Scores of Twitter users saw the emotional scenes as an antidote to “toxic masculinity.”

“In the often toxic masculinity of sports, *THIS* should be the next Sports Illustrated cover. Two fierce rivals, GOATS, holding hands & crying as one retires,” one Twitter user wrote, “… @RafaelNadal and @rogerfederer are standard bearers for honest masculinity and sports greatness.”

Lebowitz says that, within the context of sport, athletes’ performance is rewarded and celebrated more often when it’s combined with “dominance and the exhibition of power over others.”

“In male sports, hypermasculinity is when the goal of dominance somewhat outweighs the goal of just winning—and we often celebrate that,” Lebowitz says. “The problem is how do you stop that from seeping into the general culture? This photo provides a counterpoint to how sports, and male performance, are generally perceived in this way.”

Lisa Markland, associate athletic director for leadership, diversity, equity and inclusion at Northeastern, says she wishes to see more of the behavior displayed by Federer, 41, and Nadal, 36, from top male athletes. 

“When I see this photo, I actually see two men in a sense just being caring toward one another, having emotions and expressing them,” Markland says. “But it doesn’t fit how men are taught to express themselves, often through aggression in sports.”

Much has been written about Federer’s sterling tennis career—his 20 Grand Slam titles (a record prior to 2020), the litany of records he’s accumulated over the course of a 24-year career. But equal to, or perhaps greater than, his achievements on the court are the plaudits he’s enjoyed outside of tennis—in his charitable work, his business ventures and in his dealings with people. 

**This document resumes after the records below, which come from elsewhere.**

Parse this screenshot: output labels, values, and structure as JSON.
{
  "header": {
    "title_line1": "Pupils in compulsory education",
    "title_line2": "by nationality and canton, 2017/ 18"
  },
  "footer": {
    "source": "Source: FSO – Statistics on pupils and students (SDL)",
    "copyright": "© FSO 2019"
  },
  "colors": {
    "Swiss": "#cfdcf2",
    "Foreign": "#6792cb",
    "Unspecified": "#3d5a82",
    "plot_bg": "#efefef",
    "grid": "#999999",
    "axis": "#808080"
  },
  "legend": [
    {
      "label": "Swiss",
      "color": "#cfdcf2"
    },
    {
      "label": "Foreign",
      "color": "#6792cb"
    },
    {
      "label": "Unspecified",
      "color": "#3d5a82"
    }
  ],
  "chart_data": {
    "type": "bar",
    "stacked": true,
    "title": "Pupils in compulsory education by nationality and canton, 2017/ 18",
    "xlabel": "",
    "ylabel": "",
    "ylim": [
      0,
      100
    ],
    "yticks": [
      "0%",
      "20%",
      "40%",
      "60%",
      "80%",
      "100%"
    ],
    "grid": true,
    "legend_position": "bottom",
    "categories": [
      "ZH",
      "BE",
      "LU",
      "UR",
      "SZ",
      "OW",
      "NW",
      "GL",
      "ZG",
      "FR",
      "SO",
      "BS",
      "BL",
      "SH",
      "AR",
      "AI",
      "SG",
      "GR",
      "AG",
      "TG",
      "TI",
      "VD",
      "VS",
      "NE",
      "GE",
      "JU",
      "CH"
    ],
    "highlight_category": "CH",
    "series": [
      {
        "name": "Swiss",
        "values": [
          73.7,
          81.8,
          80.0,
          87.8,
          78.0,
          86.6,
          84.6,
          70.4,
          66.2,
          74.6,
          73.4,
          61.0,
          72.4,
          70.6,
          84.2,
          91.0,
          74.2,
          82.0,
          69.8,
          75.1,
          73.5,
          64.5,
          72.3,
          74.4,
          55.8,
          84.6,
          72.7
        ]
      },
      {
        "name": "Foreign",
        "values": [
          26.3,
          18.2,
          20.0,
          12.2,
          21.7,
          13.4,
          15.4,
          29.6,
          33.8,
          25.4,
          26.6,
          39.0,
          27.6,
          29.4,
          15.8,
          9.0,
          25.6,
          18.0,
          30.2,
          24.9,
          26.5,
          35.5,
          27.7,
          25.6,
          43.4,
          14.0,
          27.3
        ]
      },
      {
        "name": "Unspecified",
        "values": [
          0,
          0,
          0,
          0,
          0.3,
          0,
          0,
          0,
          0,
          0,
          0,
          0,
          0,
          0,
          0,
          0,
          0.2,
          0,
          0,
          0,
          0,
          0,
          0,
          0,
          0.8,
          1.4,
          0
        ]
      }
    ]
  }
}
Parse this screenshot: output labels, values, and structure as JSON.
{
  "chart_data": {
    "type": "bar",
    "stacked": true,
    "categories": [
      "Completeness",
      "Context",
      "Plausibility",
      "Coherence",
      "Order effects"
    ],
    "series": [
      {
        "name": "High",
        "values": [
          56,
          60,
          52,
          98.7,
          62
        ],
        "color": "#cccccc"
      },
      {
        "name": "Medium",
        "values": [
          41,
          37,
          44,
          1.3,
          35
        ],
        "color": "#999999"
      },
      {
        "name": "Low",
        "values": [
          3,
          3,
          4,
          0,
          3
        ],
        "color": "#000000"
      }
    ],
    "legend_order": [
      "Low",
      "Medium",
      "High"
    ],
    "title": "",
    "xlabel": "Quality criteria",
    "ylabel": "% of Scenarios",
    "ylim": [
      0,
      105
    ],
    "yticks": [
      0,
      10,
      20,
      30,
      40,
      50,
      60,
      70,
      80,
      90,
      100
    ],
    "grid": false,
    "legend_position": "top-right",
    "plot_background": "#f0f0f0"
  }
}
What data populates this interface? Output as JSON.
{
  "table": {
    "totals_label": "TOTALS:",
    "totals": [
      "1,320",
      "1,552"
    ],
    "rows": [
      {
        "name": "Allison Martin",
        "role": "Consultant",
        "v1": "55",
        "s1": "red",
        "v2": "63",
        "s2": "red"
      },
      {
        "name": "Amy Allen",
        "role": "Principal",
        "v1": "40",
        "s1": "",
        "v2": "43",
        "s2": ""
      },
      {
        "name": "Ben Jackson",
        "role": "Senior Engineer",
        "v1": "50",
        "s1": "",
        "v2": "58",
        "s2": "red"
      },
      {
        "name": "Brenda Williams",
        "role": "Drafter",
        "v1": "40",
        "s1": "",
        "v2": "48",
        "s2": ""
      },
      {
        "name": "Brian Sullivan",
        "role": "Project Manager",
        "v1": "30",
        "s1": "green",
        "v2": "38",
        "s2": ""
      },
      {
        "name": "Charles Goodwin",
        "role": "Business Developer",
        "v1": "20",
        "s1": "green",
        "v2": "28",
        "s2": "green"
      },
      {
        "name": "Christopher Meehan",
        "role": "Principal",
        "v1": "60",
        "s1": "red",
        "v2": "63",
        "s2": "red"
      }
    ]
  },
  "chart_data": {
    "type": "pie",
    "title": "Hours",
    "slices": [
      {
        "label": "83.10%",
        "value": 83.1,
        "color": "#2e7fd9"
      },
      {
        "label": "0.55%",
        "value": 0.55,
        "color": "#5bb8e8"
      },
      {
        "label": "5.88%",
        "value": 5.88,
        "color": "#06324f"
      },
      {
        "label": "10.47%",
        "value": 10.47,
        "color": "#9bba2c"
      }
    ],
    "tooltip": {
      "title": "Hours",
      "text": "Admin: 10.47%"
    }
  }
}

“His athletic dominance does not supersede his conviction, nor his commitment, to be kind, caring, compassionate, humble, and ever-inclusive,” Lebowitz says. “He … stands as both a blueprint, and a reminder for us all, for what non-toxic humanity is at its best.”

Federer in an interview with The New York Times, was asked about the photo with Nadal, whom he played 40 times over the course of his career, including over a dozen times at the semifinal or final stage at the Grand Slams. 

“I think at one point, I was sobbing so hard, and I don’t know, everything was going through my mind about how happy I am to actually experience this moment right there with everybody,” he said. “I guess at one point, just because obviously I couldn’t speak and the music was there, I guess I just touched him, and I guess it’s maybe a secret thank you.”

The pair began playing doubles at the tail-end of their careers during the Laver Cup, a team event co-created by Federer himself.